(Çünkü Yüce Allah şöyle buyurdu:) “Senin için hakkında bir bilgi hâsıl olmayan şeyin; ardına düşme. Çünkü kulak, göz, kalb; bunların herbiri bundan sorumludur” (el-İsrâ:37)
7393 Bana Abdurrahmân ibn Şurayh ve başkası, el-Esved’den tahdîs etti ki, Urve şöyle demiştir: Abdullah ibnu Amr bizim yanımıza uğradı, ben ondan işittim, şöyle diyordu: Ben Peygamber (sallallahü aleyhi ve sellem)’den işittim, şöyle buyuruyordu: “Şübhesiz Allahü Taâlâ ilmi siz insanlara ihsan buyurduktan sonra (hafızalarınızdan) zorla söküp almaz. Lâkin ilmi insanlardan, ilim adamlarını bilgileriyle beraber cemiyet içinden çekip alır. Artık geride çok câhil birtakım insanlar kalır. O sırada halk tarafından bunlara dînî ihtiyâçlar sorulur, onlar da şahsî re’y ve arzûlarıyle cevâb verirler de hem halkı sapıtırlar, hem de kendileri sapar giderler”.
Urve şöyle dedi: Ben bu hadîsi Peygamber’in zevcesi Âişe’ye tahdîs ettim. Sonra Abdullah ibn Amr bu yılın ardından bir hacc daha yaptı. Âişe bana:
— Ey kızkardeşimin oğlu! Abdullah ibn Amr’a git de senin bana ondan geçen sene tahdîs etmiş olduğun hadîsi, ondan benim için bir tesbît yap! dedi.
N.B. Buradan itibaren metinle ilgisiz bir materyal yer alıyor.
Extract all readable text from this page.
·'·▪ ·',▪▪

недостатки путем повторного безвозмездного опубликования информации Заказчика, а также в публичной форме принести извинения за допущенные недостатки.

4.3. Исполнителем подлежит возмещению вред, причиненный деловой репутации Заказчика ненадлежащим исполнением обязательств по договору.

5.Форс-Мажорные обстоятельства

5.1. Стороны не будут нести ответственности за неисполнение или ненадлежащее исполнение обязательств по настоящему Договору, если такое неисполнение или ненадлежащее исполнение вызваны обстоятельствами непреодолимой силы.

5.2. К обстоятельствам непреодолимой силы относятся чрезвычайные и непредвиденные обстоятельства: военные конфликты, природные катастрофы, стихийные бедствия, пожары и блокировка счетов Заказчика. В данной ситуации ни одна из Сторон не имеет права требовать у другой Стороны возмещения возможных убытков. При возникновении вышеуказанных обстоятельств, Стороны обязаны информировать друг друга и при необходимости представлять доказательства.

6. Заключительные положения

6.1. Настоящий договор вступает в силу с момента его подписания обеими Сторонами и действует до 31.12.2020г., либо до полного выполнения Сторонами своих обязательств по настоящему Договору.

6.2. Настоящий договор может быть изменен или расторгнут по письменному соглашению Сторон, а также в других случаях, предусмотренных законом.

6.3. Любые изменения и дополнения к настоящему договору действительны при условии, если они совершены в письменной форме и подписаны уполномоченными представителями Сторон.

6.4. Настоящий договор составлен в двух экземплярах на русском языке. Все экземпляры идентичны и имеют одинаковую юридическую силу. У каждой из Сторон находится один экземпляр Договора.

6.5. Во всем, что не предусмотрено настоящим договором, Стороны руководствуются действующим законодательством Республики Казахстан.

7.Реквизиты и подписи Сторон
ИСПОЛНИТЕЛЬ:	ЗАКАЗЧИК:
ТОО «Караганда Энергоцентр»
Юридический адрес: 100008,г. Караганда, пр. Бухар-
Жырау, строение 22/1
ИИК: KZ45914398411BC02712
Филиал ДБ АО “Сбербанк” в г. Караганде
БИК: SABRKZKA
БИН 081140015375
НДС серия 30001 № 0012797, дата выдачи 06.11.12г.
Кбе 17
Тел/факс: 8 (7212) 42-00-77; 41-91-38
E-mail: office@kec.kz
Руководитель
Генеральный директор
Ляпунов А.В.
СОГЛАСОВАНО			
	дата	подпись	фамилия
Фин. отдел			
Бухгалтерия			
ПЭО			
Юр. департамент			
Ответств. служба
Bunun üzerine ben Abdullah ibn Amr’a gittim de o hadîsi kendisinden sordum. Abdullah ibn Amr da bana o hadîsi daha önceki yıl tahdîs ettiği gibi aynen tahdîs etti. Akabinde ben Âişe’ye geldim ve bunu kendisine haber verdim. Âişe, Abdullah ibn Amr’ın, o hadîsten tek bir harfini bile değiştirmemiş olmasından hayret etti de:
— Vallahi, Abdullah ibn Amr bu hadîsi sağlam ezberlemiştir, dedi.